Sri Lanka’s cabinet ministers resigned en masse as protests over the government’s handling of the country’s worst economic crisis in decades escalated, the education minister said on April 3.
The country’s stock exchange fell by 5.9 percent following the mass resignation, prompting authorities to halt trading on April 4, AFP reported.
Namal Rajapaksa, the prime minister’s eldest son, also resigned from his role as sports minister. Prime Minister Mahinda Rajapaksa and his brother, President Gotabaya Rajapaksa, didn’t resign and will remain in office.
“I have informed the [secretary] to the president of my resignation from all portfolios with immediate effect, in the hope that it may assist [the president and prime minister’s] decision to establish stability for the people and the government of Sri Lanka,” Namal Rajapaksa wrote in a Twitter post.
More than 50 people were arrested, according to police, prompting the government to impose an indefinite curfew in and around Colombo on April 1 to quell sporadic protests that have broken out over shortages of essential items.
The military has since been given the authority to arrest suspects without warrants.
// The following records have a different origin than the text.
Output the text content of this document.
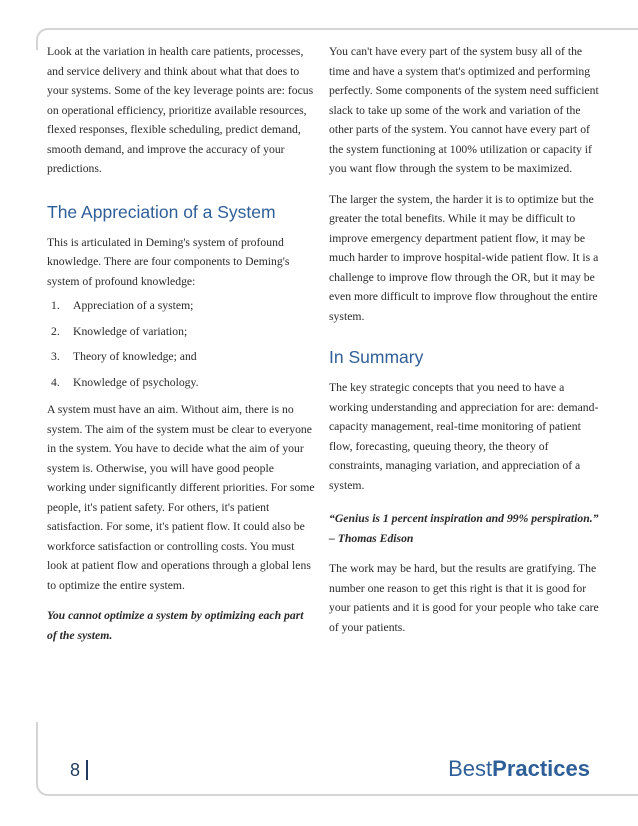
Look at the variation in health care patients, processes, and service delivery and think about what that does to your systems. Some of the key leverage points are: focus on operational efficiency, prioritize available resources, flexed responses, flexible scheduling, predict demand, smooth demand, and improve the accuracy of your predictions.

The Appreciation of a System

This is articulated in Deming's system of profound knowledge. There are four components to Deming's system of profound knowledge:

1.	Appreciation of a system;
2.	Knowledge of variation;
3.	Theory of knowledge; and
4.	Knowledge of psychology.

A system must have an aim. Without aim, there is no system. The aim of the system must be clear to everyone in the system. You have to decide what the aim of your system is. Otherwise, you will have good people working under significantly different priorities. For some people, it's patient safety. For others, it's patient satisfaction. For some, it's patient flow. It could also be workforce satisfaction or controlling costs. You must look at patient flow and operations through a global lens to optimize the entire system.

You cannot optimize a system by optimizing each part of the system.

You can't have every part of the system busy all of the time and have a system that's optimized and performing perfectly. Some components of the system need sufficient slack to take up some of the work and variation of the other parts of the system. You cannot have every part of the system functioning at 100% utilization or capacity if you want flow through the system to be maximized.

The larger the system, the harder it is to optimize but the greater the total benefits. While it may be difficult to improve emergency department patient flow, it may be much harder to improve hospital-wide patient flow. It is a challenge to improve flow through the OR, but it may be even more difficult to improve flow throughout the entire system.

In Summary

The key strategic concepts that you need to have a working understanding and appreciation for are: demand-capacity management, real-time monitoring of patient flow, forecasting, queuing theory, the theory of constraints, managing variation, and appreciation of a system.

“Genius is 1 percent inspiration and 99% perspiration.” – Thomas Edison

The work may be hard, but the results are gratifying. The number one reason to get this right is that it is good for your patients and it is good for your people who take care of your patients.

8	BestPractices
Gotabaya said the decision was taken in the interests of public security, the protection of public order, and the maintenance of supplies and essential services.
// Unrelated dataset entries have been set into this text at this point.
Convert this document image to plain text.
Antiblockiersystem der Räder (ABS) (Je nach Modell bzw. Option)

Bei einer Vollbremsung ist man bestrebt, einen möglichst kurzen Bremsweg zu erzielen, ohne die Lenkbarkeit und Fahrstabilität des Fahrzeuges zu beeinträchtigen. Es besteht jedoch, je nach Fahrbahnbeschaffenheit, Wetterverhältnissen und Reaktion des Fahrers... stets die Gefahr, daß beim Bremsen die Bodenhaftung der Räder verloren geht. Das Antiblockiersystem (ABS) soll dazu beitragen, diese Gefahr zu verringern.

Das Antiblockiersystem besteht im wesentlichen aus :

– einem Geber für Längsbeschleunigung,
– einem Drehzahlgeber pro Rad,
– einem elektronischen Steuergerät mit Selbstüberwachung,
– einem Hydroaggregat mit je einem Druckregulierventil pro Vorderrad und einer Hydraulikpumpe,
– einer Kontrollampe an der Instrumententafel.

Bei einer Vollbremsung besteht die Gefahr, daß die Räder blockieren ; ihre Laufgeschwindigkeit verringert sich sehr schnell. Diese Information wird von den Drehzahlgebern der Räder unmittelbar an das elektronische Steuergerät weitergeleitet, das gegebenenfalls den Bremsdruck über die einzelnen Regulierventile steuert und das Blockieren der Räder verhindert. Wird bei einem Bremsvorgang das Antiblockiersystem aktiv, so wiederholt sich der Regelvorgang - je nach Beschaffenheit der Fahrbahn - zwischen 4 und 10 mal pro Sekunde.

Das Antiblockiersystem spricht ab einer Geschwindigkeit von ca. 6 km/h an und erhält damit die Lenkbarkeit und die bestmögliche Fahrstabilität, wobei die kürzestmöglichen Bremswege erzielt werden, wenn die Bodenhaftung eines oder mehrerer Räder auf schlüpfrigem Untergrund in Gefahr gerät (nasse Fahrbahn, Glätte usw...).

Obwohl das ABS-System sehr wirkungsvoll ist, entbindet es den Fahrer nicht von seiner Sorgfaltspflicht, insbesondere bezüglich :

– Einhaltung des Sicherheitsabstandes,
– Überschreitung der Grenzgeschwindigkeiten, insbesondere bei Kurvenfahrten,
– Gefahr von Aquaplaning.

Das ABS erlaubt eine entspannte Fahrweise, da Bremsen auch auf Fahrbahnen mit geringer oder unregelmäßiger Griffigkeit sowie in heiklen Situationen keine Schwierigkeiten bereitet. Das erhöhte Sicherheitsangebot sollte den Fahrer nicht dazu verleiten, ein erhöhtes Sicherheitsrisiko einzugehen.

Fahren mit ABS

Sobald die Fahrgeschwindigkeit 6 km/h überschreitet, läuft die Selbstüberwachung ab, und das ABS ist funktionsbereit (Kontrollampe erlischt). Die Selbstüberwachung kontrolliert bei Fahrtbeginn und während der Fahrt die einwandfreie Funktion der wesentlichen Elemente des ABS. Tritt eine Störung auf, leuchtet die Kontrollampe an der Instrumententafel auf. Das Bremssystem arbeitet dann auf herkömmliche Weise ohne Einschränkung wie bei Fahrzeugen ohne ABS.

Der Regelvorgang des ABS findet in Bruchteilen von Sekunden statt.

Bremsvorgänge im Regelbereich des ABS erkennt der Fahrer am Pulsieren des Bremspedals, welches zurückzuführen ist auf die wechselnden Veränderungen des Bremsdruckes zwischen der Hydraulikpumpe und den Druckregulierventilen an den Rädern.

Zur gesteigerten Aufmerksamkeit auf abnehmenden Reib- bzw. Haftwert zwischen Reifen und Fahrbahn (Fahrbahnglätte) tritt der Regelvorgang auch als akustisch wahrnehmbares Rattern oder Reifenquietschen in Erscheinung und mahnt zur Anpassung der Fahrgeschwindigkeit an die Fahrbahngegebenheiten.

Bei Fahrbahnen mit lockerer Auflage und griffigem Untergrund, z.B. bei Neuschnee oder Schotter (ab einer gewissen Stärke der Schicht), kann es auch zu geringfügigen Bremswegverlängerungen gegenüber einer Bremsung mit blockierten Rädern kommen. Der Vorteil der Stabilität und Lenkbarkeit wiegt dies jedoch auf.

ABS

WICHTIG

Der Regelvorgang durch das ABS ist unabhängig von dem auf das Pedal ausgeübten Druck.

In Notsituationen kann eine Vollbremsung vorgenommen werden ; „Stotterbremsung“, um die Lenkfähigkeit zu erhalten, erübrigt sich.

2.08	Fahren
Sri Lanka is experiencing its worst economic crisis in decades, with its foreign exchange reserves plummeting by 70 percent in the past two years to about $2.31 billion, leaving it unable to pay for essential imports. Additionally, the country must settle a $4 billion debt this year.
The government imposed a 10-hour power cut on March 30 because of a lack of foreign exchange to pay for fuel imports. The power outage was extended by three hours the following day, resulting in a 13-hour rolling nationwide blackout. Some hospitals were forced to suspend routine surgeries because of acute shortages of fuel and life-saving medicines.